On entend souvent parler de la contribution que le tout nouvel État d’Haïti et ses dirigeants aux environs des années 1806 et 1816 ont apportée aux Libérateurs et à l’indépendance de certains États de l’Amérique latine, notamment le Venezuela, la Colombie et l’Equateur formant jadis ce qu’on appelait : la Grande-Colombie.  Tous les historiens s’intéressant à cette partie du monde connaissent cette histoire. Nous voulons, aujourd’hui, mettre l’accent sur la reconnaissance éternelle de ces trois pays vis-à-vis d’Haïti et le peuple haïtien en général. Une reconnaissance qui s’est manifestée depuis l’origine de la constitution ou de la naissance de ces États. Il existe, en effet, un lien particulier entre le peuple haïtien et les peuples du Venezuela, de la Colombie et de l’Equateur d’aujourd’hui et ce, malgré que Haïti, par le fait de ses dirigeants, depuis quelques décennies, se soit placé en dehors du champ républicain, c’est-à-dire de l’idéal qui l’a consacré en tant que Nation.

Ces idéaux progressistes, humanistes et internationalistes qui l’ont conduit non seulement à son indépendance en tant que peuple mais aussi qui l’ont amené à aider d’autres peuples en lutte pour leur auto-détermination. L’Amérique latine, en dépit de sa spécificité linguistique par rapport à Haïti compte tenu du statut d’ancienne colonie française, donc francophone, demeure pour les haïtiens une terre sur laquelle ils ne se sentent pas trop éloignés de la mère patrie dans la mesure où, que ce soit le Venezuela, la Colombie ou l’Equateur, il y a un double lien qui les unit : les afro-descendants de ces pays d’une part, et bien entendu, l’approche historique d’un passé commun d’autre part. Mais, au-delà, il y a ce symbole fort, vivace et éternel qu’est l’étendard de ces trois États. Personne ne s’en souvient, peut-être même pas la population de ces pays.

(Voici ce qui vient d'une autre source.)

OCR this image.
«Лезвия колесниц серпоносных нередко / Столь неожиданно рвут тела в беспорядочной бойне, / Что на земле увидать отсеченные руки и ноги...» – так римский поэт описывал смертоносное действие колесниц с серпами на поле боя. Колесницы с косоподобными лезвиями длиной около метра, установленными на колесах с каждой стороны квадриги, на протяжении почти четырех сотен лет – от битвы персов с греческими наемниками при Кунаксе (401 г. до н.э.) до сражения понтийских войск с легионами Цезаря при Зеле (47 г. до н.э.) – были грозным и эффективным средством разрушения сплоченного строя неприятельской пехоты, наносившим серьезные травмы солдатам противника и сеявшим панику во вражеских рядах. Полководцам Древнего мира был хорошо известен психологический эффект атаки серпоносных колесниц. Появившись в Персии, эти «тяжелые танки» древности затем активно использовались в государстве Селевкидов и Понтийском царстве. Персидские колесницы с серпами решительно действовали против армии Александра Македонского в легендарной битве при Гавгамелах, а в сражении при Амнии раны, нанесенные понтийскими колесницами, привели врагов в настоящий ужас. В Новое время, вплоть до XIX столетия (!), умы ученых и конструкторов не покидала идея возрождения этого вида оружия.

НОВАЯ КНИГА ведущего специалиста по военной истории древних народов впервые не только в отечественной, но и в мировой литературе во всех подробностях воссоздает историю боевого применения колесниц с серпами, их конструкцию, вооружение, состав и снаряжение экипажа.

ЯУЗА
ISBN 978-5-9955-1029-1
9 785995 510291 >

Il reste que les dirigeants et ce, à tous les échelons, en tout temps et en tout lieu ne cessant de glorifier cette dote acquise au nom de la liberté partagée grâce à l’universalisme des premiers dirigeants haïtiens au cours du 19e siècle au moment où leurs ancêtres, notamment Francisco de Miranda et Simon Bolivar, savaient où aller se réfugier pour obtenir le soutien et l’aide nécessaires pour remporter la victoire sur les colonisateurs et l’armée du roi d’Espagne. Certains l’ignorent, d’autres le savent, le drapeau de ces trois États a, en quelque sorte, été conçu sur le territoire haïtien dans la ville de Jacmel par l’un des libérateurs de l’Amérique latine, Francisco de Miranda, suite à son voyage périlleux en février 1806 en Haïti en quête de supports auprès de l’Empereur Jean-Jacques Dessalines, le fondateur du jeune État d’Haïti. En réalité, lorsque le 12 mars de la même année il quitta le port de Jacmel dans le Sud-Est d’Haïti pour mener sa première grande offensive contre les Espagnols, c’est sous pavillon haïtien – bleu et rouge – qu’il a fait la traversée pour se protéger des attaques de l’ennemi. Il finit par hisser le drapeau de ce qu’il appela la Grande-Colombie juste au moment d’entamer les confrontations dans les eaux territoriales du Venezuela.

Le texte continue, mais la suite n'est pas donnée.